Your web server contains a configuration file with a configuration that directs traffic from certain sources to pages with the suspicious script.

If you're using apache, start with the .htaccess files in your document root folder and every folder recursively within it.

Look for any lines containing "user_agent" or "remote_addr" or even google or other search engine names. Also, check for a list of specific IP addresses. Trying to comment them out then rerunning your site might be all you need to do.

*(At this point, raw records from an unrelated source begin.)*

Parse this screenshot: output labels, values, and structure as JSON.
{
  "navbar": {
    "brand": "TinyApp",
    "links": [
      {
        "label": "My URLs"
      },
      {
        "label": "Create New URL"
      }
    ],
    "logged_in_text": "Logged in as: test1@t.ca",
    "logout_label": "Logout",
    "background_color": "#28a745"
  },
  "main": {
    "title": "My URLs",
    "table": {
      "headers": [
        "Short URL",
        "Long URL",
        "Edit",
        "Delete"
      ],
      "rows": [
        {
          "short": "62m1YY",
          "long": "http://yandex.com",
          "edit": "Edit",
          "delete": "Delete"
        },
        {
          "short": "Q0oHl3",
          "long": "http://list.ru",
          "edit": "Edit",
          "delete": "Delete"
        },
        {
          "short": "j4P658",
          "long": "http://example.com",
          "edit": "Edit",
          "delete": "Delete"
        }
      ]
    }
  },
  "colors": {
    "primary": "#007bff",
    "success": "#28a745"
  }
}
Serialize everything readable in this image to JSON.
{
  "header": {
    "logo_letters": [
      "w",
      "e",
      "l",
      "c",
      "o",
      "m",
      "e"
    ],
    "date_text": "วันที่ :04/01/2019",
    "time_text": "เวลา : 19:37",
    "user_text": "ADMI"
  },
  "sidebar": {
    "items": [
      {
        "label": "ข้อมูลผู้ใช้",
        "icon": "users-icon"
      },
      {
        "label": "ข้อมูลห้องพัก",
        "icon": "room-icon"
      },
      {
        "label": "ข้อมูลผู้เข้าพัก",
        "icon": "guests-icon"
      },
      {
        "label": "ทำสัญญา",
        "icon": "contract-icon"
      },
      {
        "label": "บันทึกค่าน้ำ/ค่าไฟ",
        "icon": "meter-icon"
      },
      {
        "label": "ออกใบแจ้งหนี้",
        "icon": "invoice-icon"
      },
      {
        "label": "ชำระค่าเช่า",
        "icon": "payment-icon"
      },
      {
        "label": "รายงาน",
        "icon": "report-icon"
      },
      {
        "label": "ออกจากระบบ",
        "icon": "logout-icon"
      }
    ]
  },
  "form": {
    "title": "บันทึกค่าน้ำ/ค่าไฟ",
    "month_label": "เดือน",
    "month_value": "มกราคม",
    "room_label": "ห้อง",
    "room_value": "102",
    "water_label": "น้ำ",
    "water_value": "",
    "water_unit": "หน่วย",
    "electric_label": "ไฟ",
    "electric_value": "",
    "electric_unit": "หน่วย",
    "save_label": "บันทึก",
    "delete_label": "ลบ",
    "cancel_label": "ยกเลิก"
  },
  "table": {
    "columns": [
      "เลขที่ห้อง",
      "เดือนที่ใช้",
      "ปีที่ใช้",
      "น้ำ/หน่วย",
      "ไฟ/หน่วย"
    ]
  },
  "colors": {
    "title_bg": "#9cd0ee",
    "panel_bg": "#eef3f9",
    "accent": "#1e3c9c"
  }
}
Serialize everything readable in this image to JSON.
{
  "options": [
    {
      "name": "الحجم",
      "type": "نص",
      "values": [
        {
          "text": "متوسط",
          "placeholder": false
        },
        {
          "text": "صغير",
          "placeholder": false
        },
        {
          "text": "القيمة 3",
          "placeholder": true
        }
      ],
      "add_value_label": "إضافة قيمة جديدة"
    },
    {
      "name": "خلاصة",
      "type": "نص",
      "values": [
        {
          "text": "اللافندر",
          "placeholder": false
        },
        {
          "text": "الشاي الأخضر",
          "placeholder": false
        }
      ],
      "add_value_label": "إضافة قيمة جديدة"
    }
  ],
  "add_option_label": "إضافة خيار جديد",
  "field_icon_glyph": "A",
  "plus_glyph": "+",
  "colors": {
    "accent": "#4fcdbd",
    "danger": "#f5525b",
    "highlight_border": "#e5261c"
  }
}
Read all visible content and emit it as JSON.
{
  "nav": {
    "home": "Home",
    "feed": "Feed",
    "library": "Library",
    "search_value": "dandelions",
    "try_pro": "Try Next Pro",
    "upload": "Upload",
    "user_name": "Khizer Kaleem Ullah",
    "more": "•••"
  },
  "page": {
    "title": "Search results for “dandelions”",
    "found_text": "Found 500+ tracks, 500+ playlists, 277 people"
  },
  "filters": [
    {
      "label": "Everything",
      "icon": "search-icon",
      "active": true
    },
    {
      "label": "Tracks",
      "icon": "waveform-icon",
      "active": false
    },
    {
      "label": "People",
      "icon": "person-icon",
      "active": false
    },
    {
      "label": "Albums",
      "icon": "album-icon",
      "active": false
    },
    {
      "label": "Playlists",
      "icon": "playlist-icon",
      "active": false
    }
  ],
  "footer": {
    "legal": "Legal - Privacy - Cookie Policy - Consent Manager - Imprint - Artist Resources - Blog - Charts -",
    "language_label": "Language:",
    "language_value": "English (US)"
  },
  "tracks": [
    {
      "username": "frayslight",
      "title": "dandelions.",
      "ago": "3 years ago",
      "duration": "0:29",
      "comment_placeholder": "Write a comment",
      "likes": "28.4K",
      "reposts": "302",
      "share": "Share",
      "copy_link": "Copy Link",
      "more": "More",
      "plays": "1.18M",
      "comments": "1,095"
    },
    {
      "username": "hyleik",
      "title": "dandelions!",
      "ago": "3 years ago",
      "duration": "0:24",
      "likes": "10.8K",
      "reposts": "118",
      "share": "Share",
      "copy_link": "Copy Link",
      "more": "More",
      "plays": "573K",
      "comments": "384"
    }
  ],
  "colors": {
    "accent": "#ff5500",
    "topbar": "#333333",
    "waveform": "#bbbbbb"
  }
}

If that doesn't work, you can also look at apache's default configuration file (httpd.conf) for references to the words I mentioned above.

Here's an example of how to reproduce your situation on any web server with apache installed:


Create a normal index.htm or equivalent page with content for all to see and save it to the document root folder.
Create the same page but add the suspicious script and save it as codewithsuspiciousscript.htm and upload it to the same location as index.htm
Create a file named .htaccess with the following contents:

RewriteEngine On
RewriteCond %{HTTP_USER_AGENT} ^googlebot$
RewriteRule ^(.*)$ /codewithsuspiciousscript.htm



Then upload it to your document root folder.

Now when google visits any page, they will see the suspicious code because codewithsuspiciousscript.htm is loaded as a result from the user agent matching with google. When everyone else visits the page, they will see the normal page.